| 17 August, 2017

Saudi Arabia's Comic-Con eyes roll-out to other Saudi cities

First Comic-Con event in Saudi in February attracted over 22,000 attendees

A panel debate takes place at the first Saudi Comic-Con event, which took place in February 2017. Organiser Time Entertainment plans to roll out the event to other Saudi cities.

A panel debate takes place at the first Saudi Comic-Con event, which took place in February 2017. Organiser Time Entertainment plans to roll out the event to other Saudi cities.

17 August 2017

Saudi Arabia’s Comic-Con entertainment event is set to expand from its original base in Jeddah to another city in the kingdom within three years, the executive director of the event’s organiser has said.

In February, more than 22,000 participants dressed up in special costumes, painted their faces, queued up to meet robots and giant animation figures and played video games at the first-of-its-kind comic book convention and entertainment event in Saudi Arabia. The event was hosted in tents in the coastal city of Jeddah, with ticket prices ranging from 105 Saudi riyals ($28) to 893 riyals.

“In three years, the goal is to start having the exhibition in two cities and in the next phase, which is after six or seven years, depending on the market, we can take it to the next level to three cities,” Obada Awad, the executive director of Riyadh-based Time Entertainment told Zawya in an interview on Thursday.

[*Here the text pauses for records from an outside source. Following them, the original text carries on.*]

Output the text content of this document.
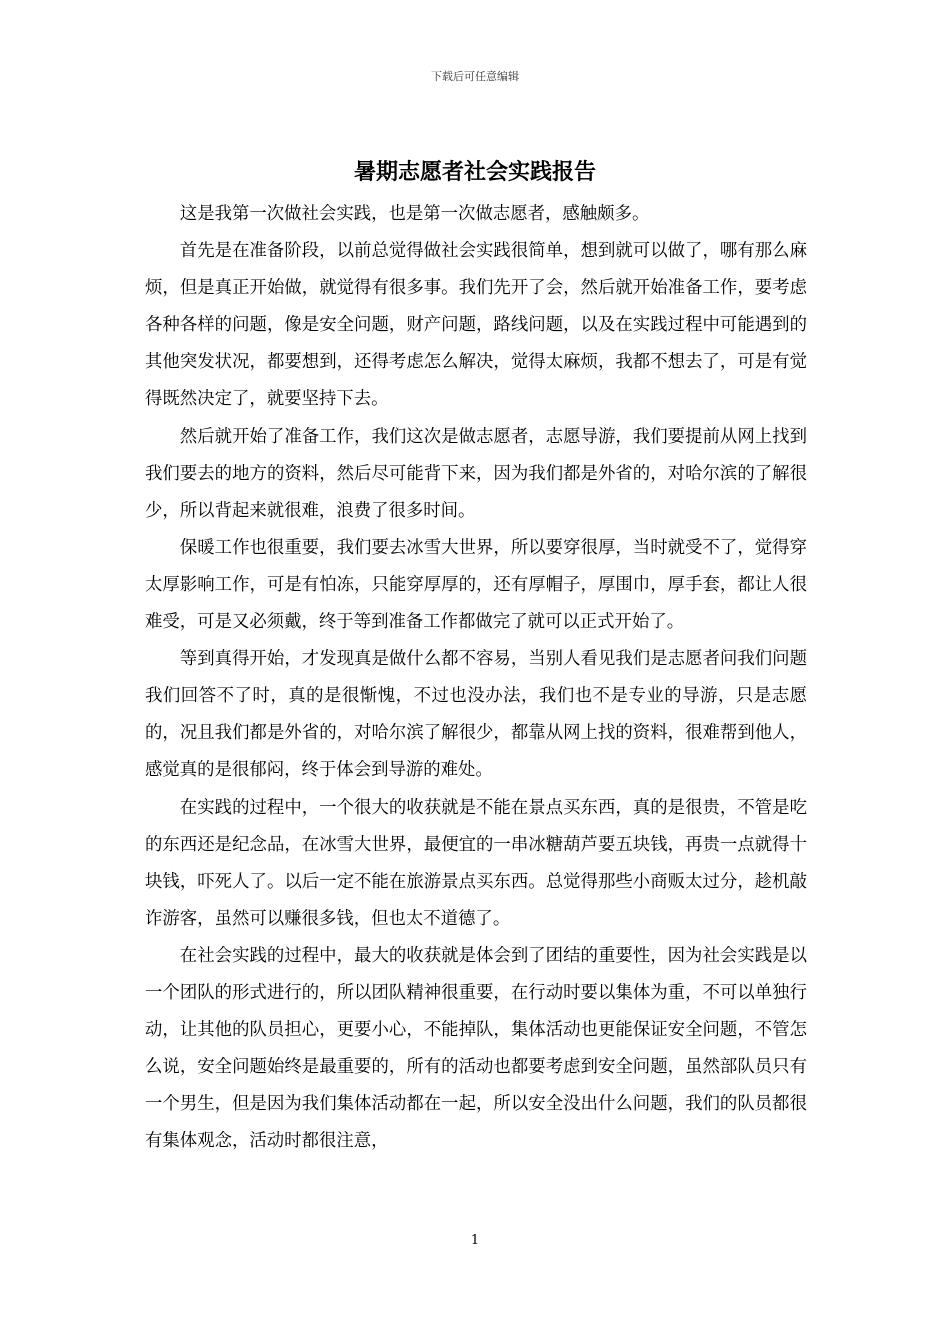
下载后可任意编辑
暑期志愿者社会实践报告

这是我第一次做社会实践，也是第一次做志愿者，感触颇多。

首先是在准备阶段，以前总觉得做社会实践很简单，想到就可以做了，哪有那么麻烦，但是真正开始做，就觉得有很多事。我们先开了会，然后就开始准备工作，要考虑各种各样的问题，像是安全问题，财产问题，路线问题，以及在实践过程中可能遇到的其他突发状况，都要想到，还得考虑怎么解决，觉得太麻烦，我都不想去了，可是有觉得既然决定了，就要坚持下去。

然后就开始了准备工作，我们这次是做志愿者，志愿导游，我们要提前从网上找到我们要去的地方的资料，然后尽可能背下来，因为我们都是外省的，对哈尔滨的了解很少，所以背起来就很难，浪费了很多时间。

保暖工作也很重要，我们要去冰雪大世界，所以要穿很厚，当时就受不了，觉得穿太厚影响工作，可是有怕冻，只能穿厚厚的，还有厚帽子，厚围巾，厚手套，都让人很难受，可是又必须戴，终于等到准备工作都做完了就可以正式开始了。

等到真得开始，才发现真是做什么都不容易，当别人看见我们是志愿者问我们问题我们回答不了时，真的是很惭愧，不过也没办法，我们也不是专业的导游，只是志愿的，况且我们都是外省的，对哈尔滨了解很少，都靠从网上找的资料，很难帮到他人，感觉真的是很郁闷，终于体会到导游的难处。

在实践的过程中，一个很大的收获就是不能在景点买东西，真的是很贵，不管是吃的东西还是纪念品，在冰雪大世界，最便宜的一串冰糖葫芦要五块钱，再贵一点就得十块钱，吓死人了。以后一定不能在旅游景点买东西。总觉得那些小商贩太过分，趁机敲诈游客，虽然可以赚很多钱，但也太不道德了。

在社会实践的过程中，最大的收获就是体会到了团结的重要性，因为社会实践是以一个团队的形式进行的，所以团队精神很重要，在行动时要以集体为重，不可以单独行动，让其他的队员担心，更要小心，不能掉队，集体活动也更能保证安全问题，不管怎么说，安全问题始终是最重要的，所有的活动也都要考虑到安全问题，虽然部队员只有一个男生，但是因为我们集体活动都在一起，所以安全没出什么问题，我们的队员都很有集体观念，活动时都很注意，

1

Time Entertainment is the company that organises the Comic-Con event in Saudi Arabia, and Awad said he believed the inaugural event was a success.

“We sold out before the event and people kept coming asking for tickets. There was a huge demand - even I was surprised,” he said.

Saudi Comic-Con was carried out under the supervision of the recently-founded Saudi General Entertainment Authority, which has hosts a series of festivals, concerts, comedy shows and other events. Until recently, such events were uncommon in the kingdom and were usually opposed by powerful, conservative religious groups.

“Saudi Arabia is a country that is on the verge of change. A lot of people love this type of content and a lot of people are interested,” Awad said, adding that although there were some people who did not support the event, as yet there have been no protests or threats against it.

The Comic-Con tents were open to both men and women. “The tickets were general tickets. There were no tickets for males and other tickets for females," Awad said. "You buy a ticket and get in. It is a public area for males and females. However, there was a closed tent that covers 10 percent of the exhibition space. This area is only for females, where they can take off their abaya and get creative."

Awad said the next Comic-Con event, which is due to take place again in February next year, is expected to draw an even bigger crowd . “It will be better. I cannot tell you more than that. The goal is to always achieve more and do better. We will always deliver more,” he added.

“We don’t want to have another Las Vegas”

Awad, 27, said that his company’s long-term vision is to provide the Arab region with entertainment events that suit the region’s culture.

“Our vision is to have entertainment options in the region that fit our traditions, targeted to us, system-tailored to us because in the Arab world we don’t want to have another Las Vegas.  We want entertainment tailored to us and that is what happened in Saudi Comic-Con,” Awad said.

“The goal is to have such events up to the highest international standards,” he added.

Awad said that there were 1,500 organisers from different countries working on the first Saudi Comic-Con event. He said the event’s funds are typically provided by Time Entertainment, but some projects were co-funded with the government.

The Comic-Con concept was introduced to Saudi Arabia in mid-2015 at a time when the kingdom was working on an economic reform plan that it launched a year later with the goal of diversifying its economy away from oil revenue. The plan included proposals to broaden Saudi Arabia’s tourism appeal and its media industry, its culture sector and the arts.

For Awad, there was also a vision behind the establishment of Comic-Con: “Our goal was to provide new ideas, new entertainment concepts, and that is why we started Comic-Con.”